The broader applications of 3D printing technology can also span outside the immediate clinic. “3D printing in a non-biological sense is being used for a variety of purposes”, says Sam. “In surgery for example, MRI scans of tumors can be 3D printed to create a model to assist the surgeon. 3D printers can also be used to form implantable support structures for injuries to support the growth of a new bone.”

Will it be difficult to get implantable 3D printed tissues approved by the FDA? “The FDA now is more aware of these technologies”, says Sam. “The advent of CAR-T therapy has woken them up to regenerative medicine therapies and 3D printing, including bioprinting, is something they are looking carefully at. The FDA recently released guidelines on therapeutic products that are 3D printed, so they are definitely watching the space and they know it’s coming.” Sam says that countries like Japan have made it easier to introduce implantable therapies into the clinic. “Unlike pharmaceuticals, you can go to market in Japan with a regenerative medicine product with only Phase 1 safety data, even before you demonstrate any clinical efficacy”, he adds.

Aspect Biosystems

From its beginnings on the sprawling UBC campus, Aspect Biosystems has grown rapidly and is a local BC success story. When asked about Vancouver as a place to start a biotech, Dr. Wadsworth is positive. “Vancouver is still an intimate community from the business perspective, but it is very active and there are very good academic institutions here like SFU, UBC and UVic where high quality research is performed, including research in the Regenerative Medicine space, and there is a lot of local talent.” he says. The Canadian Government supports early industry-academic collaborations through grants, so Aspect also focuses on finding academic collaborations to work with locally.

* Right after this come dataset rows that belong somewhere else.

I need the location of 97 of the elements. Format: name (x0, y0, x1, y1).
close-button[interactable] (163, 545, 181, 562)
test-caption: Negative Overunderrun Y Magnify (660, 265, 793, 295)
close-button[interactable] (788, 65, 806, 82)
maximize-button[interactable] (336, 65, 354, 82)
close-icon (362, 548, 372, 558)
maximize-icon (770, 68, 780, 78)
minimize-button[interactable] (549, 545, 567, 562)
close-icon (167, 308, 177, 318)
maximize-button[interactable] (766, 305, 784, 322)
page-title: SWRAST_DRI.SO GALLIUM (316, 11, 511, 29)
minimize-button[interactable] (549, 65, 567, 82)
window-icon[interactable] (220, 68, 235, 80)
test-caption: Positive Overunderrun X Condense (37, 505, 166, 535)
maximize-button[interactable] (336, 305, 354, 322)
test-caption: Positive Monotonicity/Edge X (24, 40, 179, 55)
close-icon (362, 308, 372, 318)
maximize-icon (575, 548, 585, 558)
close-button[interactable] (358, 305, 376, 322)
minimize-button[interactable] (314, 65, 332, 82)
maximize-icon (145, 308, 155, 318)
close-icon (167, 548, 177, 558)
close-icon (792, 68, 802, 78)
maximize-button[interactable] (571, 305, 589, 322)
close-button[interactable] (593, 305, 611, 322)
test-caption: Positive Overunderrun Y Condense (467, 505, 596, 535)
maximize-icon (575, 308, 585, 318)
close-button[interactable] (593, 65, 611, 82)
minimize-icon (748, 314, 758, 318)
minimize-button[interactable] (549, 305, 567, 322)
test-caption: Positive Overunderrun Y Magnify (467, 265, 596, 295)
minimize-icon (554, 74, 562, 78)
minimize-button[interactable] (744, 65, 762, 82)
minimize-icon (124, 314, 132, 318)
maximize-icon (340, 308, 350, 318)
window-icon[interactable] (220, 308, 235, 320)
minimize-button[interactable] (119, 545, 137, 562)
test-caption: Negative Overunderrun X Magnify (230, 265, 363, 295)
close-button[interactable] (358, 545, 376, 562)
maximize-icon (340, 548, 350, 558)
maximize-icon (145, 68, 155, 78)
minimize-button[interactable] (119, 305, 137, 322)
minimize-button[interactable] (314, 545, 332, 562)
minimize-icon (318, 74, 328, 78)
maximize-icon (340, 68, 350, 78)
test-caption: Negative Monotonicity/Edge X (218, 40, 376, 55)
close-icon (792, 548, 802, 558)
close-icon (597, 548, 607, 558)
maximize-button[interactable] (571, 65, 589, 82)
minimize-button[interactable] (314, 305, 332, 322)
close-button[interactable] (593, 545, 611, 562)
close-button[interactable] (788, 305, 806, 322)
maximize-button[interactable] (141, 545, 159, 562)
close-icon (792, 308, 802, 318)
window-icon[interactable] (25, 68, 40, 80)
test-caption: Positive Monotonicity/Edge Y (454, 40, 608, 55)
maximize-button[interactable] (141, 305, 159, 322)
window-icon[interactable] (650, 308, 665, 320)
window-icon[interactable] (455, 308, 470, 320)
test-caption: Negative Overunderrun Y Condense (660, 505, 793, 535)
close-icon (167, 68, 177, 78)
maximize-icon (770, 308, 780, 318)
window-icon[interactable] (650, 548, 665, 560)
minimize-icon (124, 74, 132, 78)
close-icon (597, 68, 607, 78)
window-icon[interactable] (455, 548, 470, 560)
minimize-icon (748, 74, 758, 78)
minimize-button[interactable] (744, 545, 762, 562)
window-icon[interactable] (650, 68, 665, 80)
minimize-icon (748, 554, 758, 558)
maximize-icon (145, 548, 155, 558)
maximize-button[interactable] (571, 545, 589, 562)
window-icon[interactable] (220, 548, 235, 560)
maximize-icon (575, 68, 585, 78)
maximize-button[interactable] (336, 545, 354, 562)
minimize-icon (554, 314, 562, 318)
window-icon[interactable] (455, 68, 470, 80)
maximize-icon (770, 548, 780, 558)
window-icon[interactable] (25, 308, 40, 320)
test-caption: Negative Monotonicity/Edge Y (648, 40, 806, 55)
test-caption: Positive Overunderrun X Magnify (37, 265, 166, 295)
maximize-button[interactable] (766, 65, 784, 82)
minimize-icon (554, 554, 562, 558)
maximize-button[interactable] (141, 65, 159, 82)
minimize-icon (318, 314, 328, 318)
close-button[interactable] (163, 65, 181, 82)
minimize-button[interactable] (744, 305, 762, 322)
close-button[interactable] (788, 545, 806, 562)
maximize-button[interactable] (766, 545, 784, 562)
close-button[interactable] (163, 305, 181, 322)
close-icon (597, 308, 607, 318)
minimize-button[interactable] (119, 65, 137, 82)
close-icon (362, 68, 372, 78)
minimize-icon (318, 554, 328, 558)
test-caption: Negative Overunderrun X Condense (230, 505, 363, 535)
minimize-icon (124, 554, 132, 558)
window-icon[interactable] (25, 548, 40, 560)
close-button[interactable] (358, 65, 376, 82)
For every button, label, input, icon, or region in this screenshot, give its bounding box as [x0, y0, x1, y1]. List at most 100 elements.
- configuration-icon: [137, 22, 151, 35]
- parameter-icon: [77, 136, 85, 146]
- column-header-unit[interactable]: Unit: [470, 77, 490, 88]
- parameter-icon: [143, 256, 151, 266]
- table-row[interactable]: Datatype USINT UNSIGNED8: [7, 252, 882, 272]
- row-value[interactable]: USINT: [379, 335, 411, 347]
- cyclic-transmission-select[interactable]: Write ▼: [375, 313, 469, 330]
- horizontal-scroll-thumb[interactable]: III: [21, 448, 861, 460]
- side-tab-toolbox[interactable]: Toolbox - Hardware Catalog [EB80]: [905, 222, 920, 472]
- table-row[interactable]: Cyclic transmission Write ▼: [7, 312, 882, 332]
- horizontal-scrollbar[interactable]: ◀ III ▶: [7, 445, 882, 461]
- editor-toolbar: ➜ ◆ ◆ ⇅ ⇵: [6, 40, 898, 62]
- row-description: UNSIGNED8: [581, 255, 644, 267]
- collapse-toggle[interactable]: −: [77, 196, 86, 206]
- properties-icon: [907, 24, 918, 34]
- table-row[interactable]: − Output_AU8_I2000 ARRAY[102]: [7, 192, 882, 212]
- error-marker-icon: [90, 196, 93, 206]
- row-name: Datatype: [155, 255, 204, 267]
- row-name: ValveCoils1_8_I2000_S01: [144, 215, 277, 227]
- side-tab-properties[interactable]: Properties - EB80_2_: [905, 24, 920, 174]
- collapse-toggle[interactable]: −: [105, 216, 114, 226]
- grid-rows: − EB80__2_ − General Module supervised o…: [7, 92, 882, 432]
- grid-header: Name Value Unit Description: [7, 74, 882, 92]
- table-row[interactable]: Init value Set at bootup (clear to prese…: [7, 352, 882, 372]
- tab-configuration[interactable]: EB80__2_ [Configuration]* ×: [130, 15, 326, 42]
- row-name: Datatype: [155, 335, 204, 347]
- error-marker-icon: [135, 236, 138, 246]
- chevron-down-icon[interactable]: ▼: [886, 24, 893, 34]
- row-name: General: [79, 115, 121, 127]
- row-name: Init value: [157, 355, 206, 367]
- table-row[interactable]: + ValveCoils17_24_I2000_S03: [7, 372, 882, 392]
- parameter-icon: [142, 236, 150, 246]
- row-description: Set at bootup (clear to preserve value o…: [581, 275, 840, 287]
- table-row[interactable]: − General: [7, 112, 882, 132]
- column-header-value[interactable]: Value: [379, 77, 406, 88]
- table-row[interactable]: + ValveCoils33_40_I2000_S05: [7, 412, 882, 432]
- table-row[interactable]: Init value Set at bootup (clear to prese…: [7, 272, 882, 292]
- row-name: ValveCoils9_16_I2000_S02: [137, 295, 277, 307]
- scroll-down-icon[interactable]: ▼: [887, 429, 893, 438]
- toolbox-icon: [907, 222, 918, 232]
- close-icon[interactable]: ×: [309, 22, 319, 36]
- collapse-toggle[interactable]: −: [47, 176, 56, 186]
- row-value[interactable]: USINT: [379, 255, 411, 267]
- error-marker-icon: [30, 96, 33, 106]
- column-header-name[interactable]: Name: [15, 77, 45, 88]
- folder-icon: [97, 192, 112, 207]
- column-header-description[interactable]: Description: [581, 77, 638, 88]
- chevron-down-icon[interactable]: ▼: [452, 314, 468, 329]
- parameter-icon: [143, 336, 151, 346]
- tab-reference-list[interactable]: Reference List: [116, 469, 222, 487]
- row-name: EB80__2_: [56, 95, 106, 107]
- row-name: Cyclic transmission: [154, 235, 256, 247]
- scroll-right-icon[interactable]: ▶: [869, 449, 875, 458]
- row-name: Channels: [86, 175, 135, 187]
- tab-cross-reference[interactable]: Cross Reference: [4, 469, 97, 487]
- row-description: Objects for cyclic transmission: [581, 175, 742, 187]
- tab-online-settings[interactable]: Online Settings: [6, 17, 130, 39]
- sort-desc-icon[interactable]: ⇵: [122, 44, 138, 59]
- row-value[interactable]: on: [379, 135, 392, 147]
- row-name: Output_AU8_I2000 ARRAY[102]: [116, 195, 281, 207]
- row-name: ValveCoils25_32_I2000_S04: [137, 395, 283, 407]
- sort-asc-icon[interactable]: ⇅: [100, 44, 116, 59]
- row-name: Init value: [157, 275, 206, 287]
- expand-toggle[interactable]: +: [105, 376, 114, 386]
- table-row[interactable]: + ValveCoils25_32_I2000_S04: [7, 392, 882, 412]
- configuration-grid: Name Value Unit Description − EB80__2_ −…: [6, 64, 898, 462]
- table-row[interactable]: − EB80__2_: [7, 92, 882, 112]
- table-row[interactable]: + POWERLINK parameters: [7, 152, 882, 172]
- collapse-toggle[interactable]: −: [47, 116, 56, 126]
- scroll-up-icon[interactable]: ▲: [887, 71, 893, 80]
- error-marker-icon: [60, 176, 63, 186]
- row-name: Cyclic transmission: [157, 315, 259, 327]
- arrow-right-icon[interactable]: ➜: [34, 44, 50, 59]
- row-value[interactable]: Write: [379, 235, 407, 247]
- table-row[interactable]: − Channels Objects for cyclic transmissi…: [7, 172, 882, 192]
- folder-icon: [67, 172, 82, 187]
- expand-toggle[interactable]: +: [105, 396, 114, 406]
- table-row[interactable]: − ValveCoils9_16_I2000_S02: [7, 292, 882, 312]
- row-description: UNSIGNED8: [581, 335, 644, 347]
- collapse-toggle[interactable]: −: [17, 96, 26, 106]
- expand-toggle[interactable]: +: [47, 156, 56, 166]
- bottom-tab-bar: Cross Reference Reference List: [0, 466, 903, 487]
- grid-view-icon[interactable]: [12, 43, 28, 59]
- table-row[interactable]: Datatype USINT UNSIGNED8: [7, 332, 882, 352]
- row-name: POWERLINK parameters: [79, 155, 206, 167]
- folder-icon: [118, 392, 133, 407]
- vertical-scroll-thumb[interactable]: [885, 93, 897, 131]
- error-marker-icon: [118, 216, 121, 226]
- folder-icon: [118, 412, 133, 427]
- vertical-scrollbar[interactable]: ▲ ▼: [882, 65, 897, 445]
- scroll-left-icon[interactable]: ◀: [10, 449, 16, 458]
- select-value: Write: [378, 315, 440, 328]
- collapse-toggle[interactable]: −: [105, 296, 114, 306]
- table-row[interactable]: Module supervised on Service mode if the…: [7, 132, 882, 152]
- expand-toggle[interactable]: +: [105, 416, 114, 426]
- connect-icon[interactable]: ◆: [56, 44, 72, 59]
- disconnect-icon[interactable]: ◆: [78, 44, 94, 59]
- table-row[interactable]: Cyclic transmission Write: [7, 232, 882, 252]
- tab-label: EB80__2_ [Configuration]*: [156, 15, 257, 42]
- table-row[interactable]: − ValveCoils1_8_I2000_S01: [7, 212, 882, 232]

Vancouver in particular also benefits from its closeness to the West Coast biotech cluster.”Being in Canada is very good in that respect, with a lot of funding opportunities for new companies. Being on the West Coast, close to California, is also advantageous as there’s a lot of activity in the biotechnology industry down there.”

Quotes have been edited for length and clarity. Dr. Wadsworth was interviewed by Effimia Christidi. Effimia Christidi (Brunham lab) and Elizabeth Bulaeva (Eaves lab)   co-wrote the article.